Somalijscy piraci uwolnili załogę tajwańskiego statku porwanego prawie pół roku temu. Porywacze wypuścili ich prawdopodobnie ze strachu przed Amerykanami, którzy ostatnio aktywniej patrolują wody u wschodnich wybrzeży Afryki.
Wśród uwolnionych znajdują się Kenijczycy i Tajwańczycy. Piraci wypuścili wszystkich uprowadzonych, poza jednym członkiem załogi, którego zabili krótko po porwaniu.
Uwolnienie ma związek z obecnością statków Amerykańskiej Marynarki Wojennej w pobliżu Zatoki Adeńskiej. W zeszłym tygodniu statki U.S. Navy zatopiła dwie łodzie, użyte przez piratów do porwania japońskiego statku handlowego. Amerykanie uwolnili też załogi dwóch połdniowokoreańskich statków, a potem odeskortowały je do Jemenu.

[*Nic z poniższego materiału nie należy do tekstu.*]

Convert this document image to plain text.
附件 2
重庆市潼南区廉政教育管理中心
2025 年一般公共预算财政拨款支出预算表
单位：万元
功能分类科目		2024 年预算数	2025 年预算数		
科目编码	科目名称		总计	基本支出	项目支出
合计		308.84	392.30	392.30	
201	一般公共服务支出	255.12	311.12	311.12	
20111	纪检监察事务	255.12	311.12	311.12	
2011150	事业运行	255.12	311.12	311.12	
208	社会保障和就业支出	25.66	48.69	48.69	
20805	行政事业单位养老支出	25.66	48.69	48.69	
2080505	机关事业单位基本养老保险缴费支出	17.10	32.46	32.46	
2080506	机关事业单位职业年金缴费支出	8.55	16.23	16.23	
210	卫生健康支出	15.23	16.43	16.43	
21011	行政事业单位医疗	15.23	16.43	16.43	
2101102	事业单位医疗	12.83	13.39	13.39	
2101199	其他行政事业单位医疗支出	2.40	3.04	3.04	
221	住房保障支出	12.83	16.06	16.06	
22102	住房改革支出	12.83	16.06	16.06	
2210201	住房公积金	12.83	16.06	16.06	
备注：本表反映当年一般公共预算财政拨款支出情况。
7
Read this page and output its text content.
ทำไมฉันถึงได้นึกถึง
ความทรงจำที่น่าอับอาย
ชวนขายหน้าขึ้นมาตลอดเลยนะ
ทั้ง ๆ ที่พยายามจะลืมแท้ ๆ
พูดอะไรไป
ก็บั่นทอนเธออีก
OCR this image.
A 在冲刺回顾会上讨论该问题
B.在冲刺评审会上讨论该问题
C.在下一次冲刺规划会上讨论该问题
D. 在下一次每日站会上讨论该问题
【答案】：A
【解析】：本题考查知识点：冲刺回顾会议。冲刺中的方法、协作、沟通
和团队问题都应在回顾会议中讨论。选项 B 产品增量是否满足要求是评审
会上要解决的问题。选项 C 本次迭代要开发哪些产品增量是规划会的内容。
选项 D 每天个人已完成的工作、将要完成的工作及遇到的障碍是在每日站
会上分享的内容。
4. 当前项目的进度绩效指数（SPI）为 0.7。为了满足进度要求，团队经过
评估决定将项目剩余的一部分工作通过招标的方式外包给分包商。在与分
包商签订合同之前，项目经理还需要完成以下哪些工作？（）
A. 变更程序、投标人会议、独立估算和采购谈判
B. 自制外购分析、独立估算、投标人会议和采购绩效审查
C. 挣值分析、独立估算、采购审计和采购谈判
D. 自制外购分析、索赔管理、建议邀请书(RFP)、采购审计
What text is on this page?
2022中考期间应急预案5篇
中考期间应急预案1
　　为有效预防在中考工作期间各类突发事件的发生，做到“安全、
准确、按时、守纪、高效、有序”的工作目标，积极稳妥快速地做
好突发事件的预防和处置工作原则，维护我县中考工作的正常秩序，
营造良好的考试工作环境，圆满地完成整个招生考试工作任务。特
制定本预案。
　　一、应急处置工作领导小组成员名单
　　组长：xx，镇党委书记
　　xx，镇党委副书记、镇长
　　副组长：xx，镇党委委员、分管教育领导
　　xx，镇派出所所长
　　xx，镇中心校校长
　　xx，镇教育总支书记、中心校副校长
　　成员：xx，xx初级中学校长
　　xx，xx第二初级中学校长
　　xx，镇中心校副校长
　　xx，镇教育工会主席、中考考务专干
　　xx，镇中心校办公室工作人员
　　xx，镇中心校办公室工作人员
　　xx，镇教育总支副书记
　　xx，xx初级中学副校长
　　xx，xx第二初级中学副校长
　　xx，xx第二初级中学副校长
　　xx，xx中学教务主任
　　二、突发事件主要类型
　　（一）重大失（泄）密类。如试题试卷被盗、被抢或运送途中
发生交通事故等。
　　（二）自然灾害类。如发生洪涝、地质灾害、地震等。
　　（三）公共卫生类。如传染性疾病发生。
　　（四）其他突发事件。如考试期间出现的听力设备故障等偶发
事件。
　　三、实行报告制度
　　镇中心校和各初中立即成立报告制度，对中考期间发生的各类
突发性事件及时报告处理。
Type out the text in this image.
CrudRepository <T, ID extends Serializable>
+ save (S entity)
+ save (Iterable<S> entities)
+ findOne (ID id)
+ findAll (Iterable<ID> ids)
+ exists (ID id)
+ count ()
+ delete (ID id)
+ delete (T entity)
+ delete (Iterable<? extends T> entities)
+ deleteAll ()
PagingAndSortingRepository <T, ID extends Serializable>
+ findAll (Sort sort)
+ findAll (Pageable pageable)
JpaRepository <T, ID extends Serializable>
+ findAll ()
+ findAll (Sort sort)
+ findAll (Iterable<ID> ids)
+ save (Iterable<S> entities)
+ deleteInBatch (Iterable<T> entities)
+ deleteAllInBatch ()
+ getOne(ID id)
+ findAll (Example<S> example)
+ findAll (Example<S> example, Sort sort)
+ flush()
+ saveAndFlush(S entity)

Specjaliści uważają to za znak wskazujący na zmianę nastawienia wielkich krajów do problemu piractwa w tym regionie. Ich zdaniem obecność należących do Stanów Zjednoczonych okrętów wpłynie na zmniejszenie ataków na statki handlowe.
Wybrzeża Somaliii to jeden z obszarów, które najbardziej cierpią z powodu piratów. Więcej napadów zdarza się tylko w rejonie Indonezji.